Arguments and conflict are part of the territory of being in a family. The trick is finding healthy ways to manage family squabbles and differences of opinion. If kids can learn to do this in the home they are likely to cope with conflict in a far better way outside the home.
Whatever you do the kids are likely to copy – whether it is good or bad. So shouting, smacking and getting fired up is not the way forward when children are squabbling or fighting amongst themselves.
Showing emotional strength, self-discipline and consistency are much more powerful ways to manage conflict and family arguments whether it is between siblings or you with the children and will yield far better results.
The old adages lose your temper and you have lost the fight is a good motto to recount to yourself and teach your children.
It is easy to jump to the same conclusion whenever a family argument starts. Whether it is amongst siblings over toys, TV or some other miscellaneous issue. And quite often the culprit may always be the same one.
However listening to their and others point of view may take the heat out of situation and lead to a better understanding of any underlying issues which prompted the family argument in the first place.
It may also be an excellent idea to hold regular family meetings where you can also take the opportunity to discuss the family arguments when everyone is less upset.

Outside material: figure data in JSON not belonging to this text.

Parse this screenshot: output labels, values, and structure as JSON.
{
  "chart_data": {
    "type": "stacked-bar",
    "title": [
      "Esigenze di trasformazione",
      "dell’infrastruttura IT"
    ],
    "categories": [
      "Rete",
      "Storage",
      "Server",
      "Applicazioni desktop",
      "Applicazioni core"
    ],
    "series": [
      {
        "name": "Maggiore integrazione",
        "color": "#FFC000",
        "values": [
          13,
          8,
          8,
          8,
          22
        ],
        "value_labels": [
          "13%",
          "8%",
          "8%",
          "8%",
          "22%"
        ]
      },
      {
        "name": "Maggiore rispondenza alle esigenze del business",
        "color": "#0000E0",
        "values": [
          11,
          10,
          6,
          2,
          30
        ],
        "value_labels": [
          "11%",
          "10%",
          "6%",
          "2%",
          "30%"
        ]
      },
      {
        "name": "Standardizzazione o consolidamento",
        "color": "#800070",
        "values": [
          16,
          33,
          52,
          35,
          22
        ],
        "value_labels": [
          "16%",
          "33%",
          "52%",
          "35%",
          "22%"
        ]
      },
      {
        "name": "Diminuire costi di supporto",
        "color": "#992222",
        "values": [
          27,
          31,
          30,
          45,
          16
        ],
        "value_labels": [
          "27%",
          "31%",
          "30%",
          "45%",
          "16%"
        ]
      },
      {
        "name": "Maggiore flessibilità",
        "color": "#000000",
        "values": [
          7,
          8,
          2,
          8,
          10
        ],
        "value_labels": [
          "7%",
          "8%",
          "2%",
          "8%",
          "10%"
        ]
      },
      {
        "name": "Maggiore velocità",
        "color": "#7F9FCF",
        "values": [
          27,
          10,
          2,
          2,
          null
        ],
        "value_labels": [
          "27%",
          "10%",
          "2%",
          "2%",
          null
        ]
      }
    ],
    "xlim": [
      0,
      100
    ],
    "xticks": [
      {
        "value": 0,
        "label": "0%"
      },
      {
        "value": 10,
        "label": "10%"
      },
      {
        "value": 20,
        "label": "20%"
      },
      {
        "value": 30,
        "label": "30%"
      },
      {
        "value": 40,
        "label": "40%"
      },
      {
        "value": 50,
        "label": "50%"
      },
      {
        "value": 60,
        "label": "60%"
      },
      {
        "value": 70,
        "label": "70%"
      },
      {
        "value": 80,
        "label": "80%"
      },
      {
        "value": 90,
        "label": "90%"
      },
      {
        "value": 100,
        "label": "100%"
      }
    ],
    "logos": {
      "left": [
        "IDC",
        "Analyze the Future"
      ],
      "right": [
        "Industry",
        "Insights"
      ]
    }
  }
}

Children are masters at seeking attention
It is important to remember that sometimes bad behaviour that causes an family argument is to seek attention. Perhaps you do need to make time to sit and read a story, or play a game with your child.

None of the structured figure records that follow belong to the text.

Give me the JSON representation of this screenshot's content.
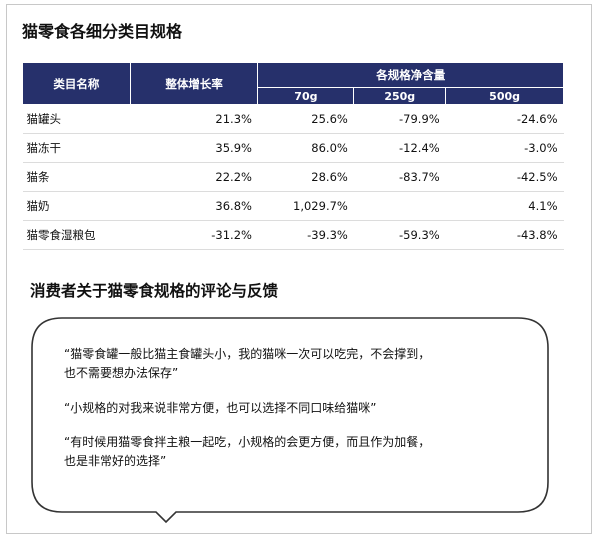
{
  "title": "猫零食各细分类目规格",
  "table": {
    "header_category": "类目名称",
    "header_growth": "整体增长率",
    "header_sizes": "各规格净含量",
    "sizes": [
      "70g",
      "250g",
      "500g"
    ],
    "rows": [
      {
        "category": "猫罐头",
        "growth": "21.3%",
        "v70": "25.6%",
        "v250": "-79.9%",
        "v500": "-24.6%"
      },
      {
        "category": "猫冻干",
        "growth": "35.9%",
        "v70": "86.0%",
        "v250": "-12.4%",
        "v500": "-3.0%"
      },
      {
        "category": "猫条",
        "growth": "22.2%",
        "v70": "28.6%",
        "v250": "-83.7%",
        "v500": "-42.5%"
      },
      {
        "category": "猫奶",
        "growth": "36.8%",
        "v70": "1,029.7%",
        "v250": "",
        "v500": "4.1%"
      },
      {
        "category": "猫零食湿粮包",
        "growth": "-31.2%",
        "v70": "-39.3%",
        "v250": "-59.3%",
        "v500": "-43.8%"
      }
    ]
  },
  "feedback_title": "消费者关于猫零食规格的评论与反馈",
  "quotes": [
    [
      "“猫零食罐一般比猫主食罐头小，我的猫咪一次可以吃完，不会撑到，",
      "也不需要想办法保存”"
    ],
    [
      "“小规格的对我来说非常方便，也可以选择不同口味给猫咪”"
    ],
    [
      "“有时候用猫零食拌主粮一起吃，小规格的会更方便，而且作为加餐，",
      "也是非常好的选择”"
    ]
  ],
  "colors": {
    "header_bg": "#26306b",
    "header_text": "#ffffff"
  }
}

That does not mean you do not need to chastise them for their bad behaviour. It just means you need to think whether your child may need a little more mum or dad time. And remember some children need more attention than others.
Hard on the issue soft on the person
Be soft on the child and hard on the issue. Criticise the behaviour not the child. For example if your child has thrown his toys (or insert your own object here), screaming “you naughty boy” at the top of your voice is criticising him. You need to specifically tell him off for throwing his toys. If you want to use the word naughty you need to re-frame it into this being “very naughty behaviour”.
Think before you speak
Remember you have two eyes, two ears and one mouth. Listen first and think before you speak. Don’t say anything in anger that you do not mean or is hurtful. Remember words are very powerful.

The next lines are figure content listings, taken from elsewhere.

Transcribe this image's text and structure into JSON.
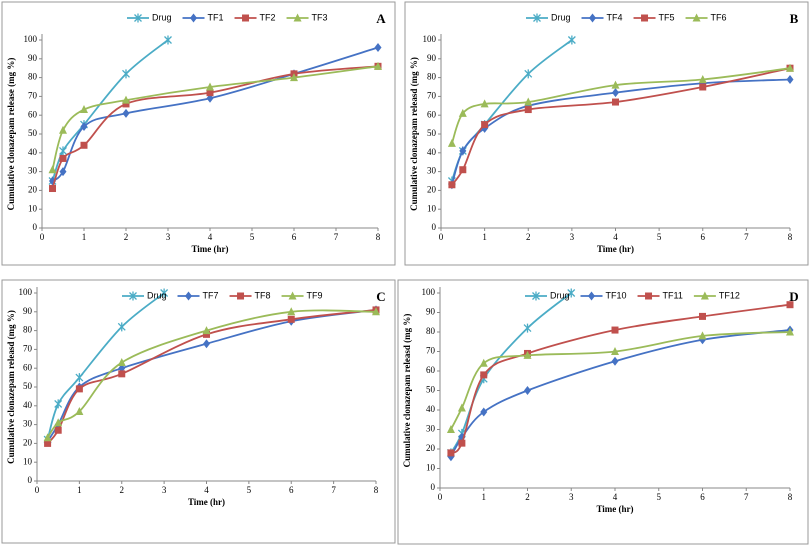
{
  "chart_data": [
    {
      "type": "line",
      "panel": "A",
      "x_label": "Time (hr)",
      "y_label": "Cumulative clonazepam release (mg %)",
      "xlim": [
        0,
        8
      ],
      "xticks": [
        0,
        1,
        2,
        3,
        4,
        5,
        6,
        7,
        8
      ],
      "ylim": [
        0,
        100
      ],
      "yticks": [
        0,
        10,
        20,
        30,
        40,
        50,
        60,
        70,
        80,
        90,
        100
      ],
      "grid": false,
      "series": [
        {
          "name": "Drug",
          "color": "#4bacc6",
          "marker": "star",
          "x": [
            0.25,
            0.5,
            1,
            2,
            3
          ],
          "values": [
            25,
            41,
            55,
            82,
            100
          ]
        },
        {
          "name": "TF1",
          "color": "#4572c4",
          "marker": "diamond",
          "x": [
            0.25,
            0.5,
            1,
            2,
            4,
            6,
            8
          ],
          "values": [
            25,
            30,
            54,
            61,
            69,
            82,
            96
          ]
        },
        {
          "name": "TF2",
          "color": "#c0504d",
          "marker": "square",
          "x": [
            0.25,
            0.5,
            1,
            2,
            4,
            6,
            8
          ],
          "values": [
            21,
            37,
            44,
            66,
            72,
            82,
            86
          ]
        },
        {
          "name": "TF3",
          "color": "#9bbb59",
          "marker": "triangle",
          "x": [
            0.25,
            0.5,
            1,
            2,
            4,
            6,
            8
          ],
          "values": [
            31,
            52,
            63,
            68,
            75,
            80,
            86
          ]
        }
      ]
    },
    {
      "type": "line",
      "panel": "B",
      "x_label": "Time (hr)",
      "y_label": "Cumulative clonazepam releasd (mg %)",
      "xlim": [
        0,
        8
      ],
      "xticks": [
        0,
        1,
        2,
        3,
        4,
        5,
        6,
        7,
        8
      ],
      "ylim": [
        0,
        100
      ],
      "yticks": [
        0,
        10,
        20,
        30,
        40,
        50,
        60,
        70,
        80,
        90,
        100
      ],
      "grid": false,
      "series": [
        {
          "name": "Drug",
          "color": "#4bacc6",
          "marker": "star",
          "x": [
            0.25,
            0.5,
            1,
            2,
            3
          ],
          "values": [
            25,
            41,
            55,
            82,
            100
          ]
        },
        {
          "name": "TF4",
          "color": "#4572c4",
          "marker": "diamond",
          "x": [
            0.25,
            0.5,
            1,
            2,
            4,
            6,
            8
          ],
          "values": [
            23,
            41,
            53,
            65,
            72,
            77,
            79
          ]
        },
        {
          "name": "TF5",
          "color": "#c0504d",
          "marker": "square",
          "x": [
            0.25,
            0.5,
            1,
            2,
            4,
            6,
            8
          ],
          "values": [
            23,
            31,
            55,
            63,
            67,
            75,
            85
          ]
        },
        {
          "name": "TF6",
          "color": "#9bbb59",
          "marker": "triangle",
          "x": [
            0.25,
            0.5,
            1,
            2,
            4,
            6,
            8
          ],
          "values": [
            45,
            61,
            66,
            67,
            76,
            79,
            85
          ]
        }
      ]
    },
    {
      "type": "line",
      "panel": "C",
      "x_label": "Time (hr)",
      "y_label": "Cumulative clonazepam releasd (mg %)",
      "xlim": [
        0,
        8
      ],
      "xticks": [
        0,
        1,
        2,
        3,
        4,
        5,
        6,
        7,
        8
      ],
      "ylim": [
        0,
        100
      ],
      "yticks": [
        0,
        10,
        20,
        30,
        40,
        50,
        60,
        70,
        80,
        90,
        100
      ],
      "grid": false,
      "series": [
        {
          "name": "Drug",
          "color": "#4bacc6",
          "marker": "star",
          "x": [
            0.25,
            0.5,
            1,
            2,
            3
          ],
          "values": [
            22,
            41,
            55,
            82,
            100
          ]
        },
        {
          "name": "TF7",
          "color": "#4572c4",
          "marker": "diamond",
          "x": [
            0.25,
            0.5,
            1,
            2,
            4,
            6,
            8
          ],
          "values": [
            21,
            30,
            50,
            60,
            73,
            85,
            91
          ]
        },
        {
          "name": "TF8",
          "color": "#c0504d",
          "marker": "square",
          "x": [
            0.25,
            0.5,
            1,
            2,
            4,
            6,
            8
          ],
          "values": [
            20,
            27,
            49,
            57,
            78,
            86,
            91
          ]
        },
        {
          "name": "TF9",
          "color": "#9bbb59",
          "marker": "triangle",
          "x": [
            0.25,
            0.5,
            1,
            2,
            4,
            6,
            8
          ],
          "values": [
            23,
            31,
            37,
            63,
            80,
            90,
            90
          ]
        }
      ]
    },
    {
      "type": "line",
      "panel": "D",
      "x_label": "Time (hr)",
      "y_label": "Cumulative clonazepam releasd (mg %)",
      "xlim": [
        0,
        8
      ],
      "xticks": [
        0,
        1,
        2,
        3,
        4,
        5,
        6,
        7,
        8
      ],
      "ylim": [
        0,
        100
      ],
      "yticks": [
        0,
        10,
        20,
        30,
        40,
        50,
        60,
        70,
        80,
        90,
        100
      ],
      "grid": false,
      "series": [
        {
          "name": "Drug",
          "color": "#4bacc6",
          "marker": "star",
          "x": [
            0.25,
            0.5,
            1,
            2,
            3
          ],
          "values": [
            18,
            28,
            56,
            82,
            100
          ]
        },
        {
          "name": "TF10",
          "color": "#4572c4",
          "marker": "diamond",
          "x": [
            0.25,
            0.5,
            1,
            2,
            4,
            6,
            8
          ],
          "values": [
            16,
            26,
            39,
            50,
            65,
            76,
            81
          ]
        },
        {
          "name": "TF11",
          "color": "#c0504d",
          "marker": "square",
          "x": [
            0.25,
            0.5,
            1,
            2,
            4,
            6,
            8
          ],
          "values": [
            18,
            23,
            58,
            69,
            81,
            88,
            94
          ]
        },
        {
          "name": "TF12",
          "color": "#9bbb59",
          "marker": "triangle",
          "x": [
            0.25,
            0.5,
            1,
            2,
            4,
            6,
            8
          ],
          "values": [
            30,
            41,
            64,
            68,
            70,
            78,
            80
          ]
        }
      ]
    }
  ]
}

Ignore bad behaviour – when appropriate
When a family argument has been prompted by a child’s bad behaviour then it might seem alarming to ignore bad behaviour. Of course this has to be in the context of keeping a child that is playing up safe. If they are climbing onto the work surfaces next to a hot kettle, of course you need to take action.
But most kids (and adults), really hate being ignored. And consistently, ignoring or not reacting, to unreasonable behaviour, the caveat being when it is safe and not disturbing others, can be very effective in combating negative attention seeking behaviour.
The trick is then to reward and praise them when they do behave and acknowledge that you are proud of them doing that. It will also help if you acknowledge they may have had to sacrifice something which they deem is important, for example leaving the park or a friends house before they want to.
Try a star chart
If children are intent on squabbling amongst themselves, why not use a star chart. Incentivise the children to sort out their differences by rewarding them with a gold star each morning, afternoon or day that they do not argue or fight.
Even older kids who you may think are far too old for star charts may respond to this. Especially if there is an incentive.